April 20, 2007 at 6:51 am
that’s mental. I really don’t understand where they are comming from. I’ve seen a demonstration with squid axons and the electrical action potential has been measured.
I’ve also seen dead animal limbs animated by electrical impulses.
April 20, 2007 at 5:06 pm
I don’t really get it either. It’s been established science for nearly a century, yeah? But hey, why *don’t* we generate heat from all these electrical signals.
April 20, 2007 at 5:47 pm
yeah, WTF, eh?
i’m no goddamn scientist but i thought the electrical bs was facilitated by chemical ion transfer or whatever they call it, it’s not like goddamn electricity coursing across a conductor with all that resistance, etc.

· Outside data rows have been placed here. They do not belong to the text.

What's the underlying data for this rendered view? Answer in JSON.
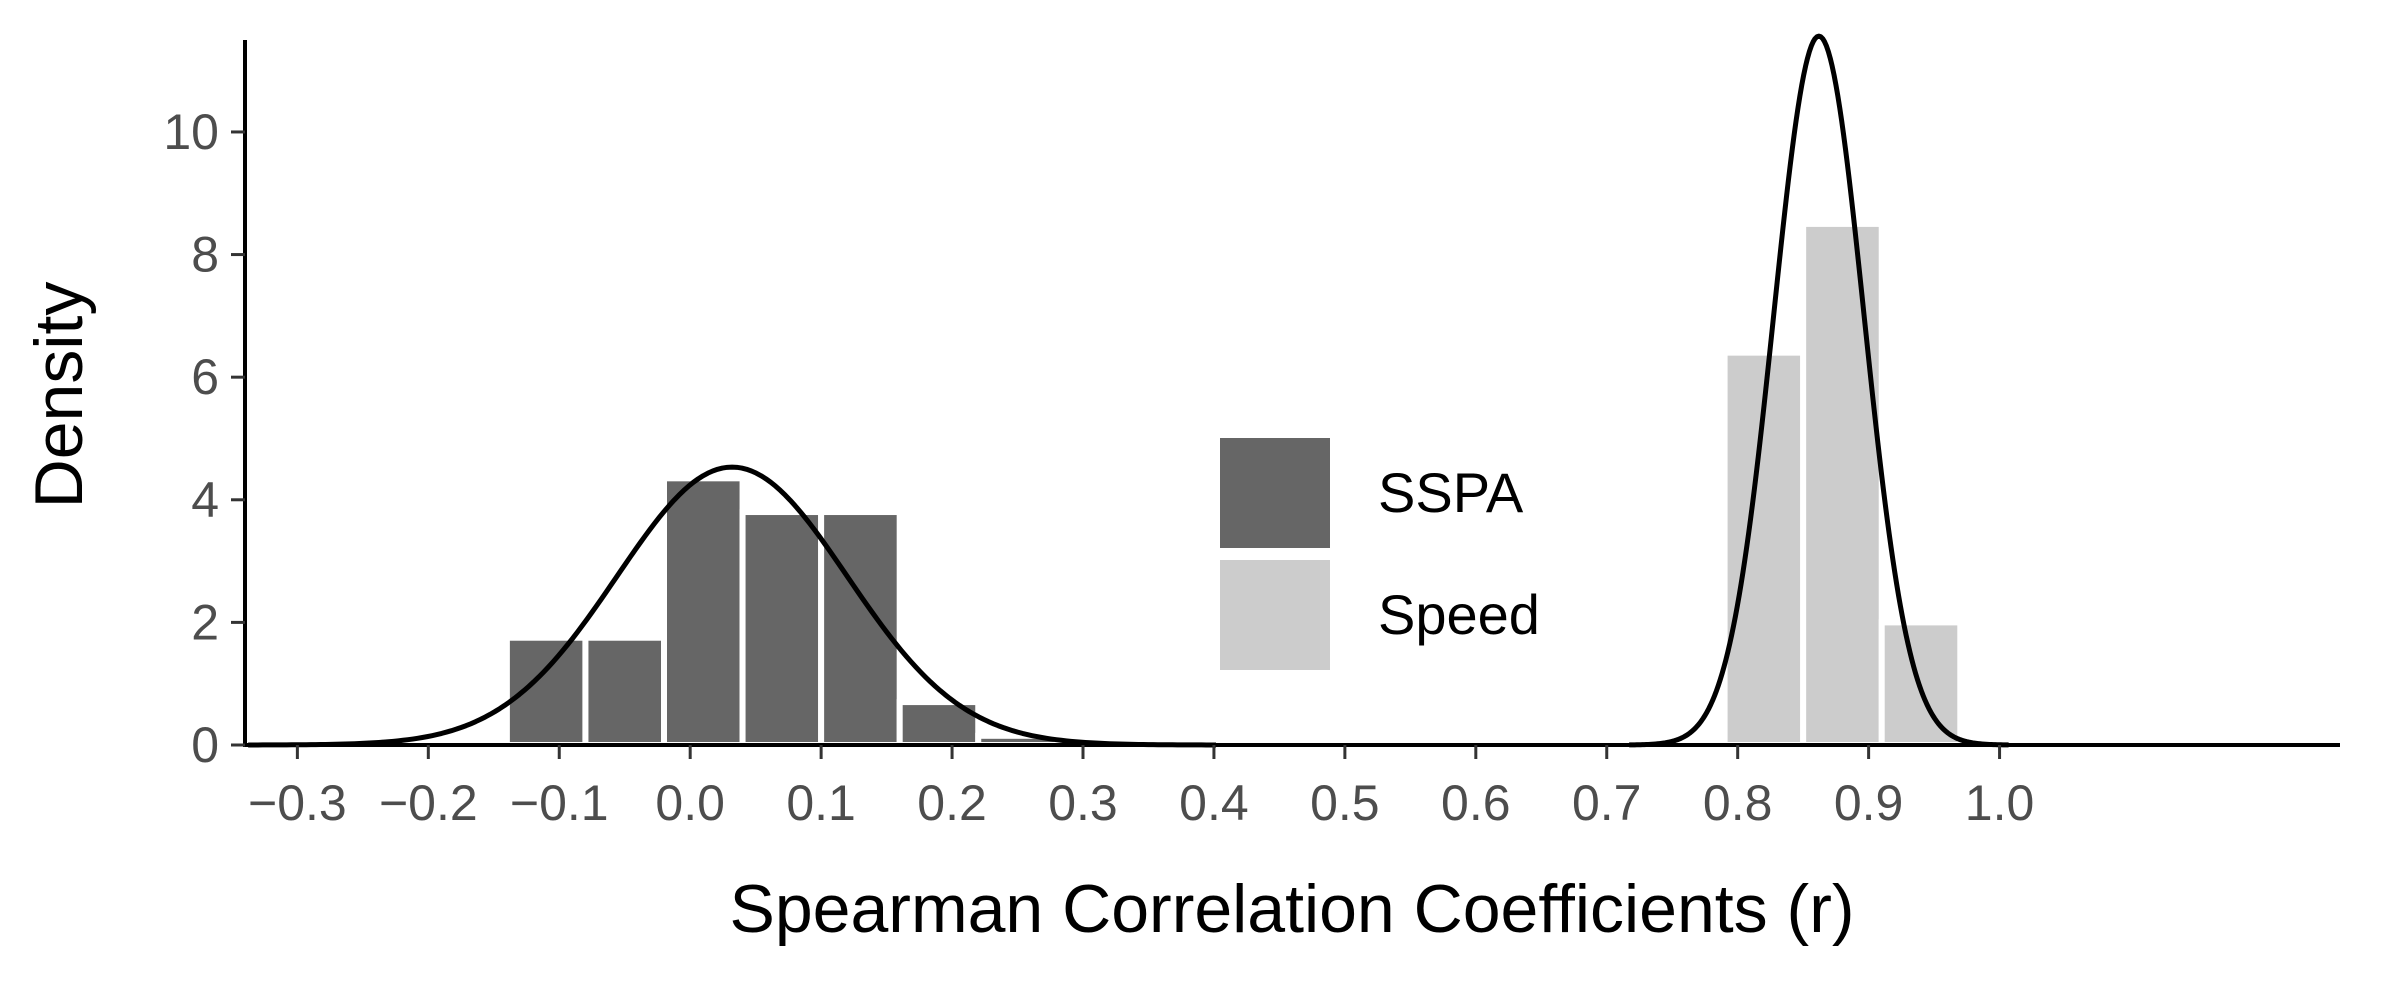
{
  "chart_data": {
    "type": "bar",
    "xlabel": "Spearman Correlation Coefficients (r)",
    "ylabel": "Density",
    "xlim": [
      -0.34,
      1.26
    ],
    "ylim": [
      0,
      11.5
    ],
    "x_ticks": [
      {
        "value": -0.3,
        "label": "−0.3"
      },
      {
        "value": -0.2,
        "label": "−0.2"
      },
      {
        "value": -0.1,
        "label": "−0.1"
      },
      {
        "value": 0.0,
        "label": "0.0"
      },
      {
        "value": 0.1,
        "label": "0.1"
      },
      {
        "value": 0.2,
        "label": "0.2"
      },
      {
        "value": 0.3,
        "label": "0.3"
      },
      {
        "value": 0.4,
        "label": "0.4"
      },
      {
        "value": 0.5,
        "label": "0.5"
      },
      {
        "value": 0.6,
        "label": "0.6"
      },
      {
        "value": 0.7,
        "label": "0.7"
      },
      {
        "value": 0.8,
        "label": "0.8"
      },
      {
        "value": 0.9,
        "label": "0.9"
      },
      {
        "value": 1.0,
        "label": "1.0"
      }
    ],
    "y_ticks": [
      {
        "value": 0,
        "label": "0"
      },
      {
        "value": 2,
        "label": "2"
      },
      {
        "value": 4,
        "label": "4"
      },
      {
        "value": 6,
        "label": "6"
      },
      {
        "value": 8,
        "label": "8"
      },
      {
        "value": 10,
        "label": "10"
      }
    ],
    "grid": false,
    "legend_position": "center",
    "series": [
      {
        "name": "SSPA",
        "color": "#666666",
        "bin_width": 0.06,
        "bins": [
          {
            "x0": -0.14,
            "x1": -0.08,
            "density": 1.75
          },
          {
            "x0": -0.08,
            "x1": -0.02,
            "density": 1.75
          },
          {
            "x0": -0.02,
            "x1": 0.04,
            "density": 4.35
          },
          {
            "x0": 0.04,
            "x1": 0.1,
            "density": 3.8
          },
          {
            "x0": 0.1,
            "x1": 0.16,
            "density": 3.8
          },
          {
            "x0": 0.16,
            "x1": 0.22,
            "density": 0.7
          },
          {
            "x0": 0.22,
            "x1": 0.28,
            "density": 0.15
          }
        ],
        "density_curve": {
          "mean": 0.032,
          "sd": 0.088
        }
      },
      {
        "name": "Speed",
        "color": "#cccccc",
        "bin_width": 0.06,
        "bins": [
          {
            "x0": 0.79,
            "x1": 0.85,
            "density": 6.4
          },
          {
            "x0": 0.85,
            "x1": 0.91,
            "density": 8.5
          },
          {
            "x0": 0.91,
            "x1": 0.97,
            "density": 2.0
          }
        ],
        "density_curve": {
          "mean": 0.862,
          "sd": 0.0345
        }
      }
    ]
  }
}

maybe i’m just daft, however.
April 22, 2007 at 1:08 pm
I’m a pretty piss poor student, but my understanding of the affair is that nerves realease transmiter substances upon a obtaining a certain electrical voltage. This is caused by ion concentrations either side of a membrane creating a ‘voltage’.
In wires electrical charge is carried by highly charged electrons. As these electrons move through a wire the resistance in a wire caused heat as the electrons lose their energy.
So it’s not really the same because the charge in a neuron is made by changing concentrations of ions. Which obviously would not be suspected to produce heat.